Secondo: fare quello che i nostri competitori di sinistra si augurano avvenga, e cioè dividere i gruppi parlamen­tari. In casa nostra non coman­dano Enrico Letta, Epifani, Scal­fari, Bindi o Cuperlo. Terzo: ce­dere alla tentazione neocentri­sta, mai premiata dagli elettori (vedi Monti&Co.) e destinata a creare un centrino subalterno al­la sinistra. Quattro: rinunciare al bipolarismo. Gli italiani nonvogliono estremismi ma non ri­nunciano a un sano e trasparen­te confronto tra due progetti al­ternativi. Cinque: farsi dettare la politica fiscale da Fassina e quel­la dell’immigrazione dalla Bol­drini ». Sintesi. Fare la sintesi nel partito. E molti lealisti si accoda­no a Gasparri: da Altero Matteoli a Mariastella Gelmini, passan­do a Anna Cinzia Bonfrinsco.

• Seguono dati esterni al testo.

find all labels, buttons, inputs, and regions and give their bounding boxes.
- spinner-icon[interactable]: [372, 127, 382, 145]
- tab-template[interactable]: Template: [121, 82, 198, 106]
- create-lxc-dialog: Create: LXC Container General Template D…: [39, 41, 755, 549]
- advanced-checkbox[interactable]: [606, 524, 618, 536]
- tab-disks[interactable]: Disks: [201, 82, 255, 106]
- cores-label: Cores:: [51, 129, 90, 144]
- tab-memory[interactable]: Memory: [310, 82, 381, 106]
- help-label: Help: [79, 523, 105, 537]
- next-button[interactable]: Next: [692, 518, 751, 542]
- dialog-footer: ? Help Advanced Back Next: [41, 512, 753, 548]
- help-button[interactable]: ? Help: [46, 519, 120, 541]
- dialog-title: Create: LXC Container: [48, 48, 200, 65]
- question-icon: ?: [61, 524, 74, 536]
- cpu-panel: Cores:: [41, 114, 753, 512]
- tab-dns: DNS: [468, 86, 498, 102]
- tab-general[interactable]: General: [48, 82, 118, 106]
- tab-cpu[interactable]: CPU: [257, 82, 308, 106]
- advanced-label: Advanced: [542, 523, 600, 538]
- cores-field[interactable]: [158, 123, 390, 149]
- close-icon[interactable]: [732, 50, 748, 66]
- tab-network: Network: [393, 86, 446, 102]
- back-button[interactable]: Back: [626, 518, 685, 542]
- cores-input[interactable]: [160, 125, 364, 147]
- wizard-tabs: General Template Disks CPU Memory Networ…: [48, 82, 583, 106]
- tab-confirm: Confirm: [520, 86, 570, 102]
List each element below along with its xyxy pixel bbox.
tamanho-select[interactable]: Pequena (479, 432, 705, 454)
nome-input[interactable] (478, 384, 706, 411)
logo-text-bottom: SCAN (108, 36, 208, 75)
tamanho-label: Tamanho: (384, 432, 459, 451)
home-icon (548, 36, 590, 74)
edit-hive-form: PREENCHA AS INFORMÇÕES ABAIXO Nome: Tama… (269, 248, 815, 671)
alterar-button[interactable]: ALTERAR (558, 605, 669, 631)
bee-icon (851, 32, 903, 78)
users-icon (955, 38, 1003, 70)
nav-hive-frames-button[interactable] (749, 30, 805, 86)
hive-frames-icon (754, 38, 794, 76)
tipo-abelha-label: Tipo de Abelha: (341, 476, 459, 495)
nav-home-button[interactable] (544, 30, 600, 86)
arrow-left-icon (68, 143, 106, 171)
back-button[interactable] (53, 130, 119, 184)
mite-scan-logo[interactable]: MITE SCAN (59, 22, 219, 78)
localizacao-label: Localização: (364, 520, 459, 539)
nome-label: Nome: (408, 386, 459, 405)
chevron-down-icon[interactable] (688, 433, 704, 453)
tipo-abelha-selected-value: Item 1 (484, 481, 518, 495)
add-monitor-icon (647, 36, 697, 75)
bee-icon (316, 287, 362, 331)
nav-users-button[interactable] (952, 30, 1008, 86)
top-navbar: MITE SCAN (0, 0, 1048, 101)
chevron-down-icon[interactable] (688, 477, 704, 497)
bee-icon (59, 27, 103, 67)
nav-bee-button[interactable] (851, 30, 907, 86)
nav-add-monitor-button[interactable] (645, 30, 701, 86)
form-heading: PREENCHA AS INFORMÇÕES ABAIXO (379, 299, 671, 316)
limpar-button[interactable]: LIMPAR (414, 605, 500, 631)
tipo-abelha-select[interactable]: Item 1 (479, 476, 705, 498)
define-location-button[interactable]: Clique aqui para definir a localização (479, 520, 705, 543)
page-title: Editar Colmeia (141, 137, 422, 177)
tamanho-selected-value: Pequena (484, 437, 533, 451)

In ogni caso Berlusconi lascia che il partito discuta. A dispetto dei resoconti di molti giornali, non sconfessa af­fatto la linea del le­alista Fitto. Lo con­ferma Altero Mat­teoli: «Berlusconi lo conosco da an­ni e non ha mai, di­co mai, sconfessa­to nessuno. Ha sempre ascoltato tutti, dal primo al­l’ultimo. Poi, cer­to, ha deciso e deci­de come è giusto che faccia un lea­der ».

Sebbene non metta più in discussione l’ap­poggio al governo, Berlusconi su un punto non transi­ge: «Non dobbia­mo ammainare le nostre bandiere», dice. Specie in ma­teria di politica economica e fisca­le. Niente reintroduzione del­l’Imu sulla prima, quindi, e nien­te tasse. Pena il tradimento di va­lori e programmi che sono il cuo­re dei moderati.